The evening before, on leaving the theatre, the count had gone up for a
moment to his Club. He had caught an allusion to Leonora and himself in
some words of a friend. There had been blows--then hasty arrangements
for a duel, which had been fought at sunrise, with pistols. Selivestroff
died in the arms of his mistress, smiling, seeking those delicate,
powerful, pearly hands for one last time with his bleeding lips. Leonora
mourned him deeply, truly. The land where she had been so happy with the
first man she had really loved became intolerable to her, and abandoning
most of the riches that the count had given her, she went forth into the
world again, storming the great theatres in a new fever of travel and
adventure.

She was then just twenty-three, but already felt herself an old woman.
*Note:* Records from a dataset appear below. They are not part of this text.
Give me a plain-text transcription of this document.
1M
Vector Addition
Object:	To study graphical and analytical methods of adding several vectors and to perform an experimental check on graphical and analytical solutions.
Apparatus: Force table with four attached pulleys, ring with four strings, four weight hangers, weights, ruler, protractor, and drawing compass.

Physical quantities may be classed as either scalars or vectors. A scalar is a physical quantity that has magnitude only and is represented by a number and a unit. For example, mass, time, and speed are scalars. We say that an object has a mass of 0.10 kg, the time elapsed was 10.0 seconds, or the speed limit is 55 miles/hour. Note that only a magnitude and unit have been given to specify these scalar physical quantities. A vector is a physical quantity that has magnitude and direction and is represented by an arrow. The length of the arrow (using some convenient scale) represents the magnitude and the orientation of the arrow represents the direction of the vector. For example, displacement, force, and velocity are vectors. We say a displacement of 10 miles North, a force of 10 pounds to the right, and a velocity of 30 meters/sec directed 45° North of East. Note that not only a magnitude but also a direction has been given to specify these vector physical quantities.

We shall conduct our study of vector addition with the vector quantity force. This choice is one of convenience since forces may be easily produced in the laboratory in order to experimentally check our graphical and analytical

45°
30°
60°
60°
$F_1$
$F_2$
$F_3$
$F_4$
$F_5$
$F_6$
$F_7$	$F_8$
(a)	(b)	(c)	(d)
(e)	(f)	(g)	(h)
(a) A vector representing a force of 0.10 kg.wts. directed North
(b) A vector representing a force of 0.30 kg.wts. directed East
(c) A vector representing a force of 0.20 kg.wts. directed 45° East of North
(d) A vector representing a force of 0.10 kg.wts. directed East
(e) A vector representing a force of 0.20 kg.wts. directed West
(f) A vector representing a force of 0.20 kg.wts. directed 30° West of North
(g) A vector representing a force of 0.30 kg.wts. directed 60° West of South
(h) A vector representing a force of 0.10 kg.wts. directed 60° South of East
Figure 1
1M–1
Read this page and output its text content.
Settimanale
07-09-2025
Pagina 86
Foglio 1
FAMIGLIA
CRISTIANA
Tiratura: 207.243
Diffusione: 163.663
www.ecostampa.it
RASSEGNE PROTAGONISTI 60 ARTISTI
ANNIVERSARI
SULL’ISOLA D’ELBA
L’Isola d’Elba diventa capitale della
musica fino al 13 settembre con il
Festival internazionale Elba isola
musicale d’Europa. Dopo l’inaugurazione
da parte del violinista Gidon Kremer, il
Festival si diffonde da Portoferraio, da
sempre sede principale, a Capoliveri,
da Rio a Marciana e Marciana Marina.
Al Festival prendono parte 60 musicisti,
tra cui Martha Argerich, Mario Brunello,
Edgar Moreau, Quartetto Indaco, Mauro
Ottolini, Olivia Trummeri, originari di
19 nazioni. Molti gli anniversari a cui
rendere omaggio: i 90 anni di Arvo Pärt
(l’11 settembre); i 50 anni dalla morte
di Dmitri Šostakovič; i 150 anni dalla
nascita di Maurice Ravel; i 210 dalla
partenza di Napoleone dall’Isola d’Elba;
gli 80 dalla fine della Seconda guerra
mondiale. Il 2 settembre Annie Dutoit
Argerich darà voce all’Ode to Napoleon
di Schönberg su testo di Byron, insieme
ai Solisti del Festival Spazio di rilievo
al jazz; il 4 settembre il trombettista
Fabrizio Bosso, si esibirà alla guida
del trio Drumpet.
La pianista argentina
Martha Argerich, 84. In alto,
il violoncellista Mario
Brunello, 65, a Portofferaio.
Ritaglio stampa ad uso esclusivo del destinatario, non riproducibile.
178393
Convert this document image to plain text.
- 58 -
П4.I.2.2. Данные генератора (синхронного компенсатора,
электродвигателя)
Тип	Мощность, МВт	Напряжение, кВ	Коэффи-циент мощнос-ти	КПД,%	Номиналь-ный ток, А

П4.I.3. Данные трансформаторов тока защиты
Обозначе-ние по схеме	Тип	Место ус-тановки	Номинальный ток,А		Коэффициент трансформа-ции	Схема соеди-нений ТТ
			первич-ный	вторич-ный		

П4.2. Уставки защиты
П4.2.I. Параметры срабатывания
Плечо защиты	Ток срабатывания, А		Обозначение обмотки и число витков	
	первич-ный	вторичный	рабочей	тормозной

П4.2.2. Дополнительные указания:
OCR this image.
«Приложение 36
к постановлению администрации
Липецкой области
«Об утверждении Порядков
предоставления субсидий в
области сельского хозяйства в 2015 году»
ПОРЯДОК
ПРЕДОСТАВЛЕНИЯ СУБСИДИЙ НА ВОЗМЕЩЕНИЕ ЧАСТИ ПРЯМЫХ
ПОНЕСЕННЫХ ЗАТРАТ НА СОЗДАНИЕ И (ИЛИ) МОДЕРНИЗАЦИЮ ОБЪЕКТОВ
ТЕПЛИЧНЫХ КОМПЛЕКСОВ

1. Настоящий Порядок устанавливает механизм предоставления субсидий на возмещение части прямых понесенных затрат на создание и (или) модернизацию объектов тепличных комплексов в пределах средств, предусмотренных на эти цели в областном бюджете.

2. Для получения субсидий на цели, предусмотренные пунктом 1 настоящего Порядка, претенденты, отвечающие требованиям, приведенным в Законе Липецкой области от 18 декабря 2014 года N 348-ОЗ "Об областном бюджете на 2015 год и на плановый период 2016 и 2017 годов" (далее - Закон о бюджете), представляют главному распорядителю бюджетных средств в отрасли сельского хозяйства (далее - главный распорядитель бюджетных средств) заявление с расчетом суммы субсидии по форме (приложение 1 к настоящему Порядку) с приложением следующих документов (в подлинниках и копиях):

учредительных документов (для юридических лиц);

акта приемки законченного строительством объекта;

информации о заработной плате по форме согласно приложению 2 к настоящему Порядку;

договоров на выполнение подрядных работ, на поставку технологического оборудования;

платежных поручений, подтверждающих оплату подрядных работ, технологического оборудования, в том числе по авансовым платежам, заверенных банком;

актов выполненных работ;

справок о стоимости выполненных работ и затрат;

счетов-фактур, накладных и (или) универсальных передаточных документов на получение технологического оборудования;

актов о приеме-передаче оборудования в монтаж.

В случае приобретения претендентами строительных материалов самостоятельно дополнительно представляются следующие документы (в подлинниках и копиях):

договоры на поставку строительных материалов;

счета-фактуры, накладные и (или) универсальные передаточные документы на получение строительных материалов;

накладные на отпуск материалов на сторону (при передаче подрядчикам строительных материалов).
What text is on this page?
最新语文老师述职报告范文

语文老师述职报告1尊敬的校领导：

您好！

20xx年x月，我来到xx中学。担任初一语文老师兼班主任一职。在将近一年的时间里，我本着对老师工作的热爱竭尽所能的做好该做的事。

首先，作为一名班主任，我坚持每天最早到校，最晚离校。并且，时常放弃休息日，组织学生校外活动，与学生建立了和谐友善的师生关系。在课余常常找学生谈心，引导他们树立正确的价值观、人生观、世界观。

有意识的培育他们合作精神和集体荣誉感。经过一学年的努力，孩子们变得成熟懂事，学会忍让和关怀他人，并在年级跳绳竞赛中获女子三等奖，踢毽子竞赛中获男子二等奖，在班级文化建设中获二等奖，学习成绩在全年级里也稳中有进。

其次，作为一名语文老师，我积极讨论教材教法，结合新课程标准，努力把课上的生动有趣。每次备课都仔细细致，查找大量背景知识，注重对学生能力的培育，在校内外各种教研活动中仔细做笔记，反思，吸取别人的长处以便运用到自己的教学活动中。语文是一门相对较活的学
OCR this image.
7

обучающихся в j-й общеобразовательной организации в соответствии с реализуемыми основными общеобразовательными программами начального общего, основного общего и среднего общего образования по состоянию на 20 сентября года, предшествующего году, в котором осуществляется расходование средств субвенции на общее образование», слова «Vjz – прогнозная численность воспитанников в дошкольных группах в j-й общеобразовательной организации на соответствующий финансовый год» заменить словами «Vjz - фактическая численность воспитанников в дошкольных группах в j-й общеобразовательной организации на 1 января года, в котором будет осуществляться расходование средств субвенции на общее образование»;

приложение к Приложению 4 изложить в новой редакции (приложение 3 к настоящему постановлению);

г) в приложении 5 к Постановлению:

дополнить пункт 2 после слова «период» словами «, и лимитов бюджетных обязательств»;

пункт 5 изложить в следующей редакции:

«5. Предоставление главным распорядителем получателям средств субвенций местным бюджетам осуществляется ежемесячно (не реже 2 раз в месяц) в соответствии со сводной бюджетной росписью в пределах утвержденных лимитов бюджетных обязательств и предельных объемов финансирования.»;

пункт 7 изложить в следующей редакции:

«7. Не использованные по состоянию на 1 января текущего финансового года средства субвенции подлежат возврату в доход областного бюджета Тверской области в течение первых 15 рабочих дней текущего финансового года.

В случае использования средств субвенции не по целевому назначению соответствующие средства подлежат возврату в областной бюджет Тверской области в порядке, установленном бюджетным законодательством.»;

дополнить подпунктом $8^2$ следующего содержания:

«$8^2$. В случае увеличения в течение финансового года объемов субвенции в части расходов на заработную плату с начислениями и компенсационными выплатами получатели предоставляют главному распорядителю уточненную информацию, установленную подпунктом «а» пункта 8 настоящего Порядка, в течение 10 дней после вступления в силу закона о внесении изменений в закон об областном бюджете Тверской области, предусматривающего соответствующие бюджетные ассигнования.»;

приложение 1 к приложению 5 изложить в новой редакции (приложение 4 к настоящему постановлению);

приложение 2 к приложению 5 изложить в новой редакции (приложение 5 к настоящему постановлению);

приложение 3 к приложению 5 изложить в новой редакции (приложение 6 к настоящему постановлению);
How she had changed!... More affairs? As she went over that period of
her life in her talk with Rafael, Leonora closed her eyes with a shudder
of modesty and remorse. Drunk with fame and power she had rushed about
the world lavishing her beauty on anyone who interested her for the
moment. The property of everybody and of nobody! She could not remember
the names, even, of all the men who had loved her during that era of
madness, so many had been caught in the wake of her stormy flight across
the world! She had returned to Russia once, and been expelled by the
Czar for compromising the prestige of the Imperial Family, through an
affair with a grand duke who had wanted to marry her. In Rome she had
posed in the nude for a young and unknown sculptor out of pure
compassion for his silent admiration; and she herself made his "Venus"
public, hoping that the world-wide scandal would bring fame to the work
and to its author. In Genoa she found Salvatti again, now "retired," and
living on usury from his savings. She received him with an amiable
smile, lunched with him, treated him as an old comrade; and at dessert,
when he had become hopelessly drunk, she seized a whip and avenged the
blows she had received in her time of slavery to him, beating him with a
ferocity that stained the apartment with gore and brought the police to
the hotel. Another scandal! And this time her name bandied about in a
criminal court! But she, a fugitive from justice, and proud of her
exploit, sang in the United States, wildly acclaimed by the American
public, which admired the combative Amazon even more than the artist.